Under the dome of the parliament a then-34 year old Bashar al Assad inherited his father’s rule. This was done after a constitutional amendment lowering the minimum permitted age to be nominated president (from 40 years to 34). This amendment was ratified by a parliamentary majority, and then Assad was elected via referendum for a second term (in 2007).

Today [28 April] along with his competitors Assad is nominating himself for the presidency. And in order to have their nominations officially accepted Assad and the other nominees have to acquire the support of 35 parliamentary deputies.

These are multiparty elections though the law prohibits opposition members who are outside the country from being nominated. They describe these elections as a farce, a description which is also being used by some countries in the West.

Those who describe these elections as farcical are asking questions such as: Who is going to vote? The corpses, most of which still lie under the rubble? The internally displaced who number in their millions? Or the refugees outside the country who are suffering under appalling living conditions.

As for the other side, there are Syrians who don’t hide their joy that Assad is running for a third term, as it’s established that the 200 or more Syrians being killed every day no longer stirs the emotions of the International Community.

And it appears that the regime is carrying on doing what it began three years ago. And it has designated another million Syrians as terrorists, which will put them in the army’s line of fire.

Bashar Al Assad on Syrian State TV: “Syrian terrorists are the sons of this society. So when we’re talking about tens of thousands of terrorists it means that behind these terrorists there is a social incubator, be it a family, a relative, a neighbour, a friend or other people. This means we’re talking about hundreds of thousands, possibly millions of Syrians. If it were a million we say millions”.

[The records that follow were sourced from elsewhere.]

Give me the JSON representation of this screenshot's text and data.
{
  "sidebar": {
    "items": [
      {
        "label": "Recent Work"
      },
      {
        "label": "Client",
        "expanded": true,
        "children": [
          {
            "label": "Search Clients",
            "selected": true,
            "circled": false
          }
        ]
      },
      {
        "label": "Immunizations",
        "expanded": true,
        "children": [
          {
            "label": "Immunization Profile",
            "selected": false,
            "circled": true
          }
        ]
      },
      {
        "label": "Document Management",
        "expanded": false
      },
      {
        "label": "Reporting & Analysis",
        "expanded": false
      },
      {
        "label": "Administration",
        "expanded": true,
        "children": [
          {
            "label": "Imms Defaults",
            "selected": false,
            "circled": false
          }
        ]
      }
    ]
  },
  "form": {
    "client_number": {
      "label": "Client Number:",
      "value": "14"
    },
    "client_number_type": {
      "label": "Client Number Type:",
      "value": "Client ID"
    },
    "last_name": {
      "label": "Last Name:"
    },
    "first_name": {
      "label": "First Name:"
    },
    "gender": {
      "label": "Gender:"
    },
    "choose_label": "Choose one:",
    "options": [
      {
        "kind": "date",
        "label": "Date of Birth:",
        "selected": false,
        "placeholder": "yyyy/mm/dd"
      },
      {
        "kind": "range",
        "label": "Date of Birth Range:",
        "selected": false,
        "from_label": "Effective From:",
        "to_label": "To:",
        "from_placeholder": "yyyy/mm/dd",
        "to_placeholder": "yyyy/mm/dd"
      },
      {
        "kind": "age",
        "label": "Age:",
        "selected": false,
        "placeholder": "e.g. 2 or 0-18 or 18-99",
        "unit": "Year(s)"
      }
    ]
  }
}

These elections will result in a third term for Assad. According to observers this is confirmation of what’s been said before, in that the political initiatives which have been put out to settle the crisis have only extended the life of the regime, reaching this stage.

So what exactly is the point of these fake elections? One one hand it’s Assad telling the world that he’s going nowhere and with the end of his last seven-year term in sight it’s business of usual. On the other hand WINEP’s Andrew Tabler argues that the elections are a move by Assad to strengthen his position in regards to any negotiated settlement.

The one ace Assad has up his sleeve is the stability card. He knows the longer the war goes on the more unstable the parts of Syria outside his control will become (with the exception of the Kurdish controlled areas). Those areas are becoming magnets for foreign jihadists and the possible return of these radicalised, battle hardened jihadists has been described by France’s interior minister as a “ticking time bomb”.

With the possible exceptions of Wino and Creeper, most of the foreign fighters on the regime’s side are Iraqi, Lebanese and Iranian. It’s estimated that 400 Britons have traveled to Syria to join the jihadists on the other side.

Assad must know that the longer the war continues and the more atrocities his side carries out, the more foreign Sunnis prone to radicalization will be motivated to go to Syria and carry out jihad. This includes not only people from Europe, but also those from Middle Eastern countries allied to the West, such as Jordan and Saudi Arabia. Despite what Seamus Milne claims, these guys will be a major security threat when they return home.

For the time being all Assad has to do is dig in his heels, consolidate his power in the Western part of the country, take care not to overextend his forces and continue his campaign of bloodshed indefinitely. With Russia backing him and America’s reluctance to get involved due to Obama’s policy of “avoiding mistakes”, Assad probably feels he can take his time and keep going until the international community eventually offers a settlement which suits him.

These fake elections are merely part of this whole process. All Bashar has to do is keep the horse upright while Syria burns around him.